"Mine, too!" Gladys interrupted. "Were you able to explain the verses?"
"No, I can't interpret dreams. I'm intensely interested in them; as I am in all things psychic. I was at a lecture given by Mrs. Annie Besant last night! She—"
"Do you know any one who does interpret dreams?" Gladys asked.
"Why, yes! A firm, claiming to do all sorts of wonderful things—to tell dreams, solve tricks, divine the presence of metals and water, and so on, has just set up in Cockspur Street. I read a short notice about them in this morning's paper. I will get it for you."

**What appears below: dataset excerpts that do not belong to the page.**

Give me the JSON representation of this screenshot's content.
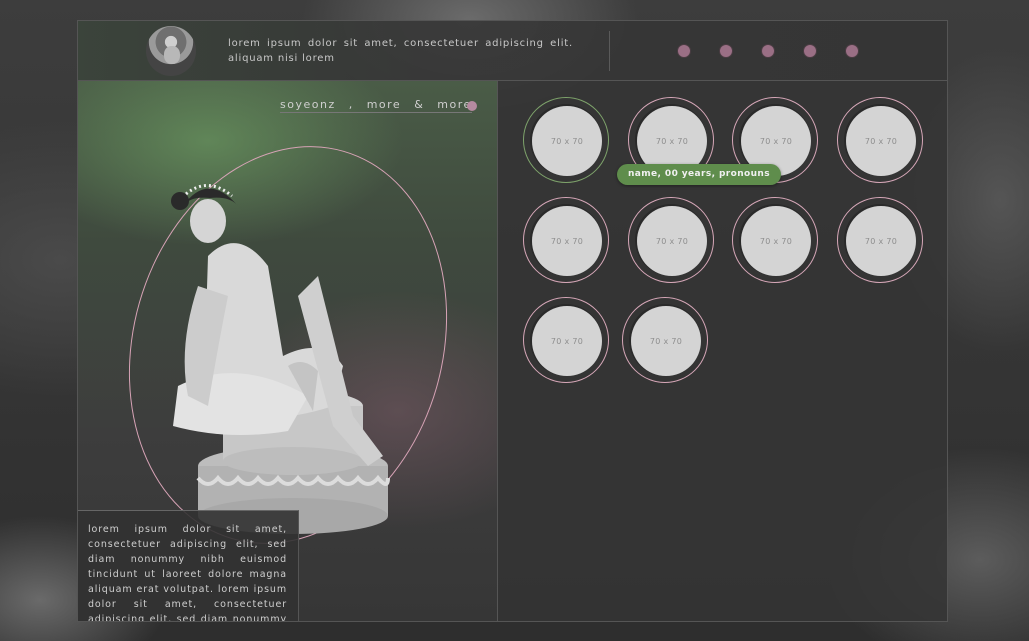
{
  "header": {
    "description": "lorem ipsum dolor sit amet, consectetuer adipiscing elit. aliquam nisi lorem",
    "nav_dots": 5
  },
  "sidebar": {
    "nav_label": "soyeonz  ,  more  &  more"
  },
  "bio": {
    "text": "lorem ipsum dolor sit amet, consectetuer adipiscing elit, sed diam nonummy nibh euismod tincidunt ut laoreet dolore magna aliquam erat volutpat. lorem ipsum dolor sit amet, consectetuer adipiscing elit, sed diam nonummy nibh euismod tincidunt ut laoreet dolore magna aliquam erat volutpat."
  },
  "gallery": {
    "items": [
      {
        "placeholder": "70 x 70",
        "active": true
      },
      {
        "placeholder": "70 x 70",
        "active": false
      },
      {
        "placeholder": "70 x 70",
        "active": false
      },
      {
        "placeholder": "70 x 70",
        "active": false
      },
      {
        "placeholder": "70 x 70",
        "active": false
      },
      {
        "placeholder": "70 x 70",
        "active": false
      },
      {
        "placeholder": "70 x 70",
        "active": false
      },
      {
        "placeholder": "70 x 70",
        "active": false
      },
      {
        "placeholder": "70 x 70",
        "active": false
      },
      {
        "placeholder": "70 x 70",
        "active": false
      }
    ],
    "tooltip": "name, 00 years, pronouns"
  },
  "colors": {
    "accent_pink": "#d6a7b8",
    "accent_green": "#5f8d4c",
    "dot": "#9a6f85"
  }
}
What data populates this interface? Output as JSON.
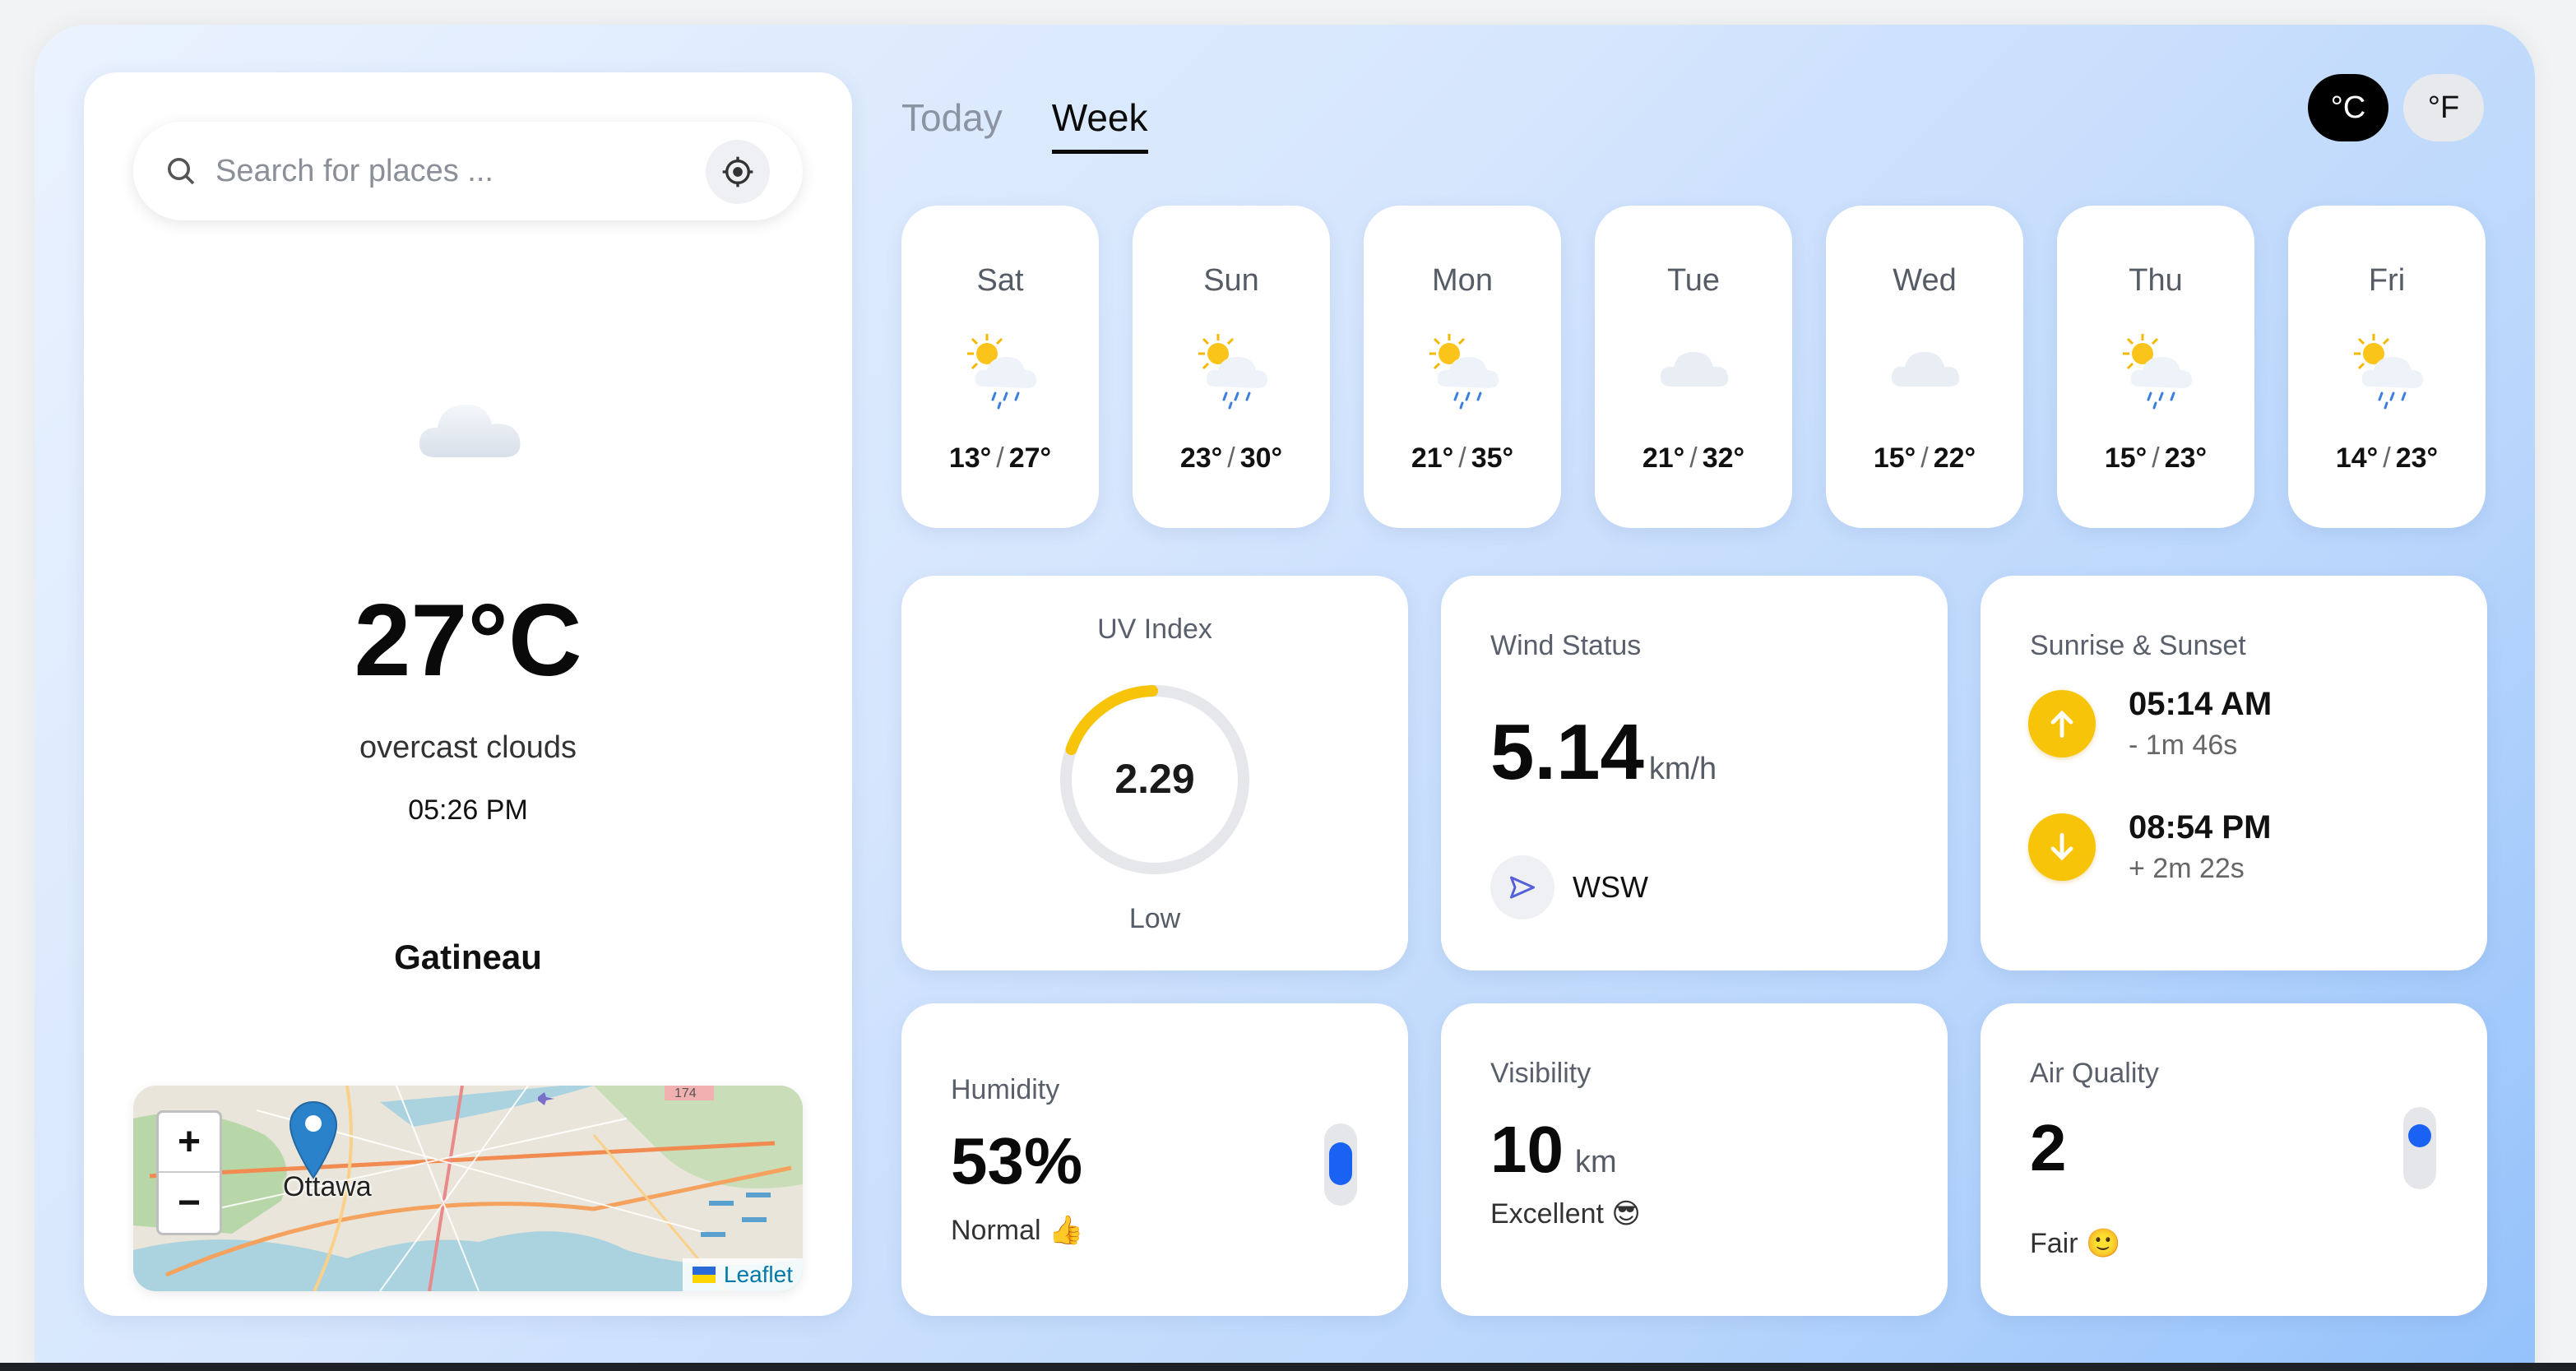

She left the room and in a few moments returned.
"Here it is," she said. And under the heading of "Sorcery Revived" Gladys read as follows:—
"There is really no end to the devices to which people resort nowadays to make money, but for sheer novelty, nothing, we think, beats this. Three Americans, Messrs. Hamar, Kelson and Curtis, fresh from San Francisco, California, have just bought premises in Cockspur Street, S.W., and set up there as Sorcerers!
"They style themselves 'The Modern Sorcery Company Ltd.,' and profess to interpret dreams, read people's thoughts, tell their pasts, solve all manner of tricks and detect the presence of metals and water. One wonders what next!"
"This paper evidently has its doubts," Gladys commented. "They are frauds, of course."
"I dare say they are," the Vicar's wife replied, "though I believe in thought-reading and other things they say they can do. I advised Miss Rosenberg to see them about her dream. She went in by the nine o'clock train. Had you come a few minutes earlier you would have seen her."